We recently launched nine new AI integrations
into Vercel, and I want to show you what they look like in this video. So, we've partnered
with some amazing companies like Modal, Pinecone, Replicate, Anyscale, ElevenLabs,
Perplexity, Fal, Lmnt, and Together.ai, and a bunch more coming in the future. We want to
make it as easy as possible for you to get set up with these companies, integrate into them easily,
and get started building AI applications. This builds off of other products that we've made to
help out AI developers or AI engineers, like v0, where you can really quickly create UI, or our AI
SDK, which we're going to show a demo of here in a minute. But let's jump right into it. Let's take
a look at the new AI tab in the Vercel dashboard, where you can explore using all of these
different models. And that's not only chat models for completion; it's image generation,
it's code generation, it's audio generation. I've picked out a couple that I personally like
just to show you what they look like, but you can browse for whichever one you want to use. Tons of
these are open source, just great models to choose from. I'm going to pick Perplexity's 7 billion
parameter online model, and we're going to ask, 'How many stars are there in our galaxy?' So,
okay, let's hit run, and we're going to see the output get streamed in using our AI SDK over here
on the right. So, you can very quickly try out and see which models you like, which models you want
to integrate into your application, and then if I do want to pick this model, I can just visit the
Perplexity integration, install, get set up with my API key. We're off to the races. Now, let's
look at an image generation model. So, we're going to check out Stable Diffusion XL. We're going to
prompt it with 'one horse-size duck fighting 100 duck-size horses,' classic question, right? Who
knows what the model is going to generate here, but it's probably going to be entertaining. Now,
image model generation usually takes a little bit longer to generate, but the nice thing about this
playground is that you have a bunch of models to work from. This image is slightly frightening,
uh, not exactly what I would have expected, but yeah, you could go with this; you could
tweak from here. Let's look at another one, uh, the English V1 model from ElevenLabs, where you
can pick a voice ID, you can pick what you want to say. So let's say, 'Hello, YouTube,' and we'll
hit run, and we get our audio generated here. So, we'll listen for this: 'Hello, YouTube.' Pretty
fast, honestly, to generate audio generation, and you can obviously do a lot more with their
platform for generating audio and providing your own voice as well. So, worth checking
out. But let's pop back over to the tab, and I'm going to click on the Perplexity
integration that I've already installed. So, I've already got an API key connected, I've
already went to my Perplexity account, I've added a couple dollars there for me to demo with, and
now it's going to prompt me with the steps here: connect to a project, pull the environment
variables locally, install some packages, and then copy-paste that code in. It also gives
me a couple different options for the frameworks I want to use. I'm going to click copy here,
and then I've already got an application running locally here. If you want to see how I generated
this UI and connected, we have another video on our channel. And what I've done is pulled up this
API chat route.ts file, so I'll copy all of this, and then paste in the code that we've generated,
and we can see that we still are using the OpenAI Node.js SDK. So, the Perplexity API is actually
compatible with this, which is really nice. So, really not a lot of the code here changes, other
than we're changing the model that we're calling, which is the 7 billion parameter chat.
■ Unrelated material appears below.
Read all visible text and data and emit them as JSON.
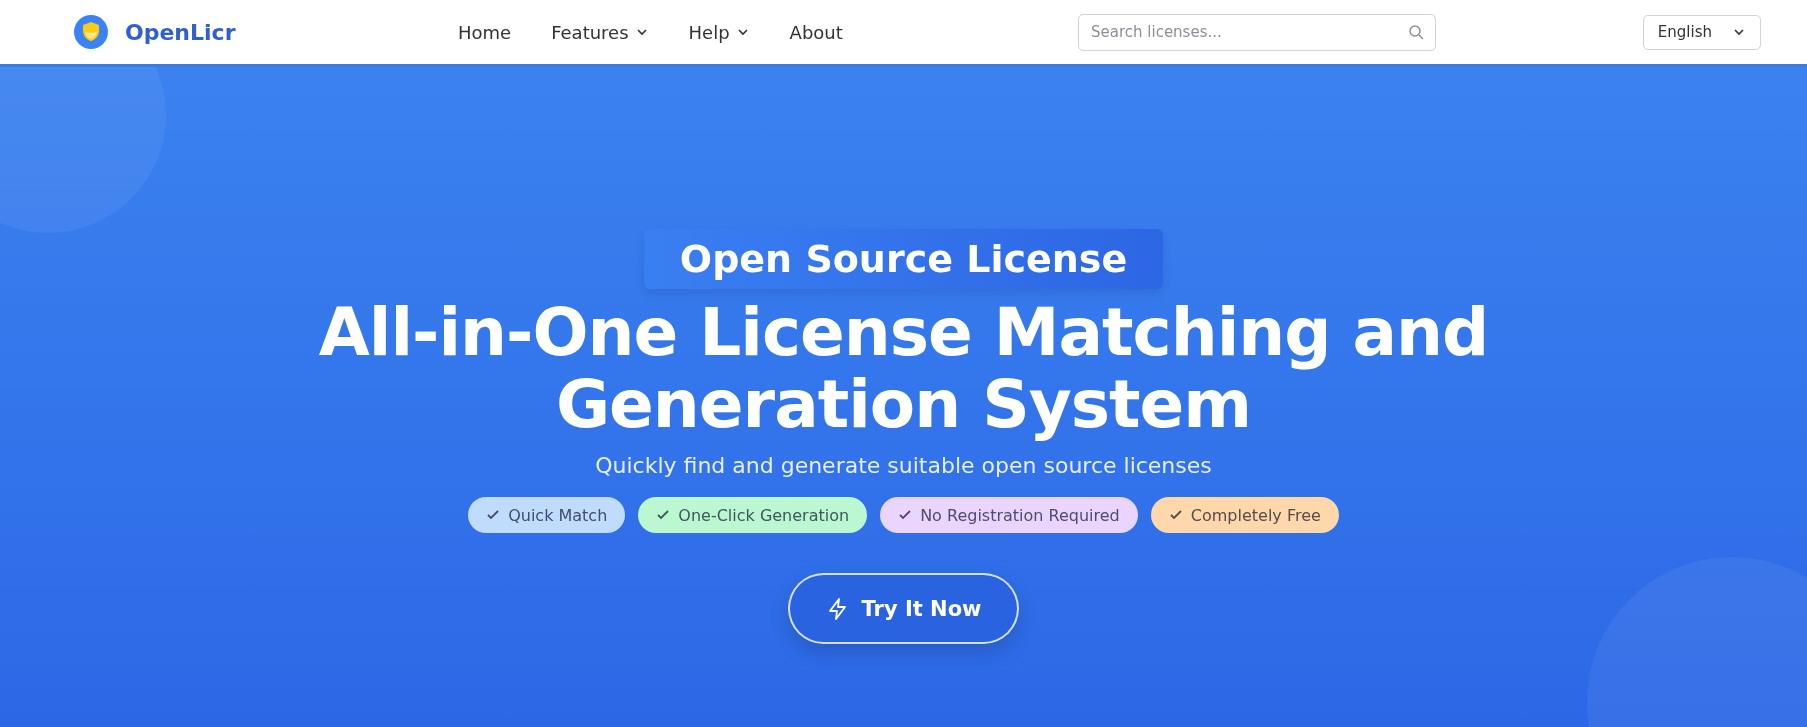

We could
use the 70 if we wanted to. We're going to stream it back, and then we're going to provide it
sub-messages. So, if I hit save, it's going to update this code, and then if I go over here and
I say, 'What is Next.js?' it's going to get back a response really, really quickly. Now, I've already
added the environment variable for Perplexity to my .env file here, locally, of course. I'm not
going to show that here, but that's how you would drop in that value that you got back from the
Perplexity integration. And that's really all it takes to connect to one of these large language
models and start building your first AI-powered application. If you want to see us talk about
the other models or talk through image or audio generation, let me know in the comments, and
we can also make some videos on that. Peace!